Orbit Securities Mwanza Branch Manager, Mr Justine Amos said the bank outstanding year-to-date performance was driven by a combination of strong earnings, improved loan quality, resumption of dividends, undervalued stock metrics and renewed investor confidence.

“One of the most significant markets moving developments was MKCB’s decision to resume dividend payments after six years. “And, if current momentum holds, MKCB may remain a top pick for income and growth focused investors in the second half of this year,” Mr Amos said.

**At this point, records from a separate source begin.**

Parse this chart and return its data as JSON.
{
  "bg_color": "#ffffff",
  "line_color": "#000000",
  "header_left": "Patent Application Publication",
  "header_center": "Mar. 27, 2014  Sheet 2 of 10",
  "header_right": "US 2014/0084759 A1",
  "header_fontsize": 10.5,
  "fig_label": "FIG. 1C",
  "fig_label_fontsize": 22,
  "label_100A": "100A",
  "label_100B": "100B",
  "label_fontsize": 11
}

Last year the bank asset quality also improved significantly, with the Non-Performing Loan (NPL) ratio dropping to 4.2 per cent, a major improvement from 8.0 per cent in the previous year and now comfortably below the Bank of Tanzania’s 5.0 per cent benchmark.

“This improvement came alongside loan portfolio growth, demonstrating that the bank was not only expanding its lending operations but also doing so responsibly,” Mr Amos said.

Also, total assets grew by 10 per cent year on year to reach 282.38bn/- and the bank’s Net Interest Income (NII) rose to 40.56bn/-, reinforcing its core banking performance. The cost to income ratio also improved to 46 per cent, showing better operational efficiency.

MKCB’s Return on Equity (ROE) stood at 29 per cent, an impressive figure that reflects strong profitability relative to shareholder capital.